No bidirectinal LSTM

  • While several of them have reported either [02EMD]’s numbers on Bi-directional LSTM (model 2-VIS+BLSTM), no one has used bi-directional LSTM in their main model.

Attention models vs non-attention models

  • Following papers use Attention Models
    • [15DMN] - Attention gates using modified GRUs
    • [04CDQ]
    • [11AAA] - Spatial attention with two hop model
    • [05ABC]
    • [12SAN]
    • [10V7W]
  • Following papers do not use any attention models, but believe that using attention would improve their model’s performance
    • [07DPP]
    • [02EMD]
    • [06ATM]

Episodic memory vs Semantic memory

  • [16CMV] claims to have used “declarative memory” which is combination of both semantic and episodic memory.
  • [15DMN] uses episodic memory modules explicitly.
  • For reference: Tulving, Endel. “Episodic and semantic memory 1.” Organization of Memory.

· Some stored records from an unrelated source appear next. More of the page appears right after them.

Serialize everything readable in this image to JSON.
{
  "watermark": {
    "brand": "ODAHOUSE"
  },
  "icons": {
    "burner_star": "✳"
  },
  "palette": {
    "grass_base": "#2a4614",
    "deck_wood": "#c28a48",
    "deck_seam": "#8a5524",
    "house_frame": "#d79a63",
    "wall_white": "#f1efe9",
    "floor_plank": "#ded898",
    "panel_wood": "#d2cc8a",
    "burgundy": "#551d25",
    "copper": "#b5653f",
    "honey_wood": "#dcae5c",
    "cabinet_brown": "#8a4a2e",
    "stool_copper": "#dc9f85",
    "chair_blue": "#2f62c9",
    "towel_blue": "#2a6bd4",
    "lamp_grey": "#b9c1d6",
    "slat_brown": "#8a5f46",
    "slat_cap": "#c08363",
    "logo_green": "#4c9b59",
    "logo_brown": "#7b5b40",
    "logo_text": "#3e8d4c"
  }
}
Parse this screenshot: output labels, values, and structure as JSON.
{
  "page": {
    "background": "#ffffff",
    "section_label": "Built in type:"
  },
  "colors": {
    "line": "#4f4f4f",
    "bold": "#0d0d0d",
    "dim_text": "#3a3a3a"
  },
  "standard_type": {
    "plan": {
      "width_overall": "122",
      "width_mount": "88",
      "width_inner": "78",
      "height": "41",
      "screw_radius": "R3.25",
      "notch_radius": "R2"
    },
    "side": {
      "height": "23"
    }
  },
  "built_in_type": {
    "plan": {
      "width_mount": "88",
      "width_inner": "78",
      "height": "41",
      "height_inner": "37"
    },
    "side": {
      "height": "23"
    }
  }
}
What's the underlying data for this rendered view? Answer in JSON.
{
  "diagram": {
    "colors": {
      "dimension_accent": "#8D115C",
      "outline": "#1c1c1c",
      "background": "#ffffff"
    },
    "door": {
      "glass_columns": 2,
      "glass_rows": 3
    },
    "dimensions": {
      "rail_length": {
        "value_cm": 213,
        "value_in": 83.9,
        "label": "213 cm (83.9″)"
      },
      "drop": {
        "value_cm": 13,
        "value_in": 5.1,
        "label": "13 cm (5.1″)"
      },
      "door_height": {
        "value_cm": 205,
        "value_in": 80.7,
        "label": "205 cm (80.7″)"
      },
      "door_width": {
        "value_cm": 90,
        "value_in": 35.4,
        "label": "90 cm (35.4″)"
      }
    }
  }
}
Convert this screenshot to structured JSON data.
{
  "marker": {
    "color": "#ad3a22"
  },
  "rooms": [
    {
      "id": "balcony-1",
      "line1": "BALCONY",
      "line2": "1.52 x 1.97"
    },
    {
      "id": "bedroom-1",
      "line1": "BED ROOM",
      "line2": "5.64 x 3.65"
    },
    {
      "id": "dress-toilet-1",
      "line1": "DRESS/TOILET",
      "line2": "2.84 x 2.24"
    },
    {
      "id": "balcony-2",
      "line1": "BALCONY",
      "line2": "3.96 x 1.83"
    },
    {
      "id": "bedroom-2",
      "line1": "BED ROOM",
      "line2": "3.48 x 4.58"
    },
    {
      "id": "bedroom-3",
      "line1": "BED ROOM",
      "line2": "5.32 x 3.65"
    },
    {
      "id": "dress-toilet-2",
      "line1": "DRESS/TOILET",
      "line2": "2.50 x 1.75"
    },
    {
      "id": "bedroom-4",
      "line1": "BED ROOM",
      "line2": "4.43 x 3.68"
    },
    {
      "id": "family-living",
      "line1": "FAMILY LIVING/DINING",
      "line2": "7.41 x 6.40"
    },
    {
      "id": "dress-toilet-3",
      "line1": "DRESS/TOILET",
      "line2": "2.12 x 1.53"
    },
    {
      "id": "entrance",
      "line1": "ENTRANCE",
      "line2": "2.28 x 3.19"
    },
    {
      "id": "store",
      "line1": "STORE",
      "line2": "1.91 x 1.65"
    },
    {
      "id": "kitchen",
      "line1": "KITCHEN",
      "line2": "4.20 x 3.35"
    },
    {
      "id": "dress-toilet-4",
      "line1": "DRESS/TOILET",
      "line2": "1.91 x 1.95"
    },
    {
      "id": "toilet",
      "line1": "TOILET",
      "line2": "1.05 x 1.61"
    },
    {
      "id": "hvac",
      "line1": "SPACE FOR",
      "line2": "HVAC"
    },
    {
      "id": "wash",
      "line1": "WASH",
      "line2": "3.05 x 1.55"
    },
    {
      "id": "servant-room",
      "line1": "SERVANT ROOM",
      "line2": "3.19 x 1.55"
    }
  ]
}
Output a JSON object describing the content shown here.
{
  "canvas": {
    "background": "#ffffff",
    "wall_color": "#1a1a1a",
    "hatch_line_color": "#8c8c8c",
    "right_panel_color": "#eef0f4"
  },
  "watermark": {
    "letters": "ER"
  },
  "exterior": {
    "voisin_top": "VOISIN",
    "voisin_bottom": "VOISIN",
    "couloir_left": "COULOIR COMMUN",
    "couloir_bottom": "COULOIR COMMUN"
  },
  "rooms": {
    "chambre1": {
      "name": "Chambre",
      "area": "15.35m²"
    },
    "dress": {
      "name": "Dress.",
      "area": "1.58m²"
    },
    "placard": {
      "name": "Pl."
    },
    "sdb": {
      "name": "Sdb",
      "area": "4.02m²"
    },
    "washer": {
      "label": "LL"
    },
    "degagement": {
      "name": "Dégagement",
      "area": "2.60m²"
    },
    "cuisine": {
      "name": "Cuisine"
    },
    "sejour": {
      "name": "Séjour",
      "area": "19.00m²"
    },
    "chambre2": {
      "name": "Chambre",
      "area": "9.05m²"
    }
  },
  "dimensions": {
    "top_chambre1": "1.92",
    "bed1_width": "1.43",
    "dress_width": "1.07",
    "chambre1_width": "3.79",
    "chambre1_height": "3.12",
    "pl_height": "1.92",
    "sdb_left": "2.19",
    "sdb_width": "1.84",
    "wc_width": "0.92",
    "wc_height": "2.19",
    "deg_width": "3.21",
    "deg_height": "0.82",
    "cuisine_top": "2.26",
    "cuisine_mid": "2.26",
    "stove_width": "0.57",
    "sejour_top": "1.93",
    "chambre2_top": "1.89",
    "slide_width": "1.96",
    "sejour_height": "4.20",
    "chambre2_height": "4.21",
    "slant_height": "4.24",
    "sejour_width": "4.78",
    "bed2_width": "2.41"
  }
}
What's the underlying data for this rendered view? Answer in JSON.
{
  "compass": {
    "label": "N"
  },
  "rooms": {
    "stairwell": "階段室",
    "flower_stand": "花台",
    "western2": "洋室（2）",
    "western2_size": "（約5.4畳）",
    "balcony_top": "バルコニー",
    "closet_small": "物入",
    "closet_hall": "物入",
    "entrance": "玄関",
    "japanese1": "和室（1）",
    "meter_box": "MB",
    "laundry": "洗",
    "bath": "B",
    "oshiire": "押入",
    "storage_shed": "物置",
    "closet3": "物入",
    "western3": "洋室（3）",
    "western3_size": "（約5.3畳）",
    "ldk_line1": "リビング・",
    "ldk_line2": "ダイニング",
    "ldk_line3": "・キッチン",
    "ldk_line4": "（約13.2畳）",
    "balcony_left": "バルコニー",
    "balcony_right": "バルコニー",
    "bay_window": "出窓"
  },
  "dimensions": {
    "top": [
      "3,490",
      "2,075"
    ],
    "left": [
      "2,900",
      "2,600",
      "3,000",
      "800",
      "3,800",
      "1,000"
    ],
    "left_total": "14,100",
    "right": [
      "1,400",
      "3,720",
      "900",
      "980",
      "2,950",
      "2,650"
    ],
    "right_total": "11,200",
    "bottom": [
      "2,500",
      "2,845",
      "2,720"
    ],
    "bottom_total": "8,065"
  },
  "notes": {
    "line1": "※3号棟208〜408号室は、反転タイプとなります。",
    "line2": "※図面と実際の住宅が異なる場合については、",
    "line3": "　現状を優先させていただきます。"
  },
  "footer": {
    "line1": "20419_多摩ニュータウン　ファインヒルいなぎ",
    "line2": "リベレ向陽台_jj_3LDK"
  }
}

London: Academic 381.4 (1972).

Activation functions used

  • Sigmoid
    • [15DMN] - Also uses ReLU & TanH
    • [06ATM] - Also uses TanH
  • ReLU
    • [11AAA]
    • [03LAQ]
    • [04DCQ]
    • [08WTL]
  • TanH
    • [12SAN]
    • [14ICV]
    • [10V7W]
    • [01VQA]
    • [05ABC]
    • [16CMV]

Use of Batch Normalization

  • Only [07DPP] and [08WTL] have used batch-normalization for their training, even though most of the other deep learning research fields have extensively used the process.
  • For reference: Ioffe, Sergey, and Christian Szegedy. “Batch normalization: Accelerating deep network training by reducing internal covariate shift.” arXiv preprint arXiv:1502.03167 (2015).